Morning found the Clytie off the coast of Portugal, and in comparatively calm waters. Feeling very shaky, the Ingletons managed to dress, and tottered on deck. Everard and Mr. Stacey, both looking pale, though they assured every one that they were all right, found comfortable chairs for the ladies, and tucked them up snugly with rugs. After the long hours in the stuffy cabin it was delightful to sit in the sunshine and watch the gray, racing water. Here and there in the distance could occasionally be seen the funnels of far-away steamers, and then there was much excitement and focussing of opera-glasses and telescopes. They wondered if other vessels had been caught in the same storm, and how they had fared, and Dulcie even hoped they might encounter a wreck, and have the privilege of rescuing passengers from open boats. She was quite disappointed when nothing so romantic happened.

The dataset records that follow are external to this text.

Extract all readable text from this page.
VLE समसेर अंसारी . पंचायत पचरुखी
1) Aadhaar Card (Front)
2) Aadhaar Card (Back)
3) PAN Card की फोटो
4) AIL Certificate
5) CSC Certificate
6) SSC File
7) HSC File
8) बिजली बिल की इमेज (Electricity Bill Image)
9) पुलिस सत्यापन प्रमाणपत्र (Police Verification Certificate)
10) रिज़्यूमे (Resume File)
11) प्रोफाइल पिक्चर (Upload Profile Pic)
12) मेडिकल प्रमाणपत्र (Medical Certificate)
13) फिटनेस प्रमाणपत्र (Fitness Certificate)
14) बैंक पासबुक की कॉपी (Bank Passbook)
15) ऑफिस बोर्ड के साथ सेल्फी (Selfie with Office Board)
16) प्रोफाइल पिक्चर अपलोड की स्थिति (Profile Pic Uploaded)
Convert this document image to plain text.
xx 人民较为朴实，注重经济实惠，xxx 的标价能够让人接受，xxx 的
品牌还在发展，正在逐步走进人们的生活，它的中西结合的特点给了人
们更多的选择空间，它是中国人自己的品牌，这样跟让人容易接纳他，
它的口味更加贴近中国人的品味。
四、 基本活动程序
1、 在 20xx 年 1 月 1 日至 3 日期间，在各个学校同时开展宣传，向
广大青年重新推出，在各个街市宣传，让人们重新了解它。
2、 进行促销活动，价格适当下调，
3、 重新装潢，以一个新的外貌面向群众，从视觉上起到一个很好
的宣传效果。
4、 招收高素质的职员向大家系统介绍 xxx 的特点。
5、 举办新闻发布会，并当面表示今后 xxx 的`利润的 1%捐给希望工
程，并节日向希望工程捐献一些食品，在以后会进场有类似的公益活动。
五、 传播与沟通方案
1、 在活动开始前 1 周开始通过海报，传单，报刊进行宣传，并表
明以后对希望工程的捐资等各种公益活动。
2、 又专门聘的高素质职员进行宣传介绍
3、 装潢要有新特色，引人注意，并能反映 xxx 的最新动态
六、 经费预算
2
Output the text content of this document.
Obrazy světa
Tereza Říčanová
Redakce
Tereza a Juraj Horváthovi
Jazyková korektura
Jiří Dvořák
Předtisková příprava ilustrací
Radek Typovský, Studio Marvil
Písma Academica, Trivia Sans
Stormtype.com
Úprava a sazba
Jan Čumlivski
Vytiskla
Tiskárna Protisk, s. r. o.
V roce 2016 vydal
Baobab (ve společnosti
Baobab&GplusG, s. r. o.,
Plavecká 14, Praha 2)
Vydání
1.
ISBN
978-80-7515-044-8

It was interesting to go down to lunch in the saloon, and find the "fiddles" still on the table—long racks with holes in which the dishes and plates exactly fit, so that they cannot be shaken about. There was naturally much conversation among the passengers in relation to the storm, and it was passed round the table as a joke that the captain himself had been seasick, though he would not for a moment admit that he was capable of such a landlubber's weakness.

"If I had known what it was going to be like, I would never have come by sea!" declared Lilias, whose symptoms had been more acute than those of any one else in the party.

"That's what everybody says at first, young lady," returned Captain Porter. "Wait till you get seasoned a little, then you'll find out the charms of Father Neptune's kingdom. I don't mind betting that by the time we get to Malta, you'll have fallen in love with the Mediterranean, and won't want to leave the vessel and will be begging me to take you on to Alexandria!"

"And leave the others to go to Sicily? No, thanks!" laughed Lilias.



CHAPTER XVI

The Casa Bianca

On the following morning the passengers of the Clytie woke to find themselves steaming into the port of Tangiers. They scrambled through their toilets and hurried on deck, in raptures over the view of the old Moorish town against a background of green trees, and the blue waters of the bay in front. As some cargo was to be shipped, there would be time to go on shore, and a party was made up under the escort of Captain Porter and of the Greek agent who had arrived on board with the pilot. Donkeys were hired for the ladies, and a cavalcade set forth to view the Kasbah, or native market, and some beautiful gardens outside the city walls. It was strange to the girls to be in Morocco, with black faces all round them, and to catch glimpses through open doorways of Moorish courtyards, of marble fountains, or of little Arab children chanting the Koran. They were glad indeed of a masculine escort, for their donkey-boys looked such a wild crew that would have been frightened to be left alone with them, and the eastern aspect and general dirt of the place, though picturesque, made them thankful when they were safely back again on board ship.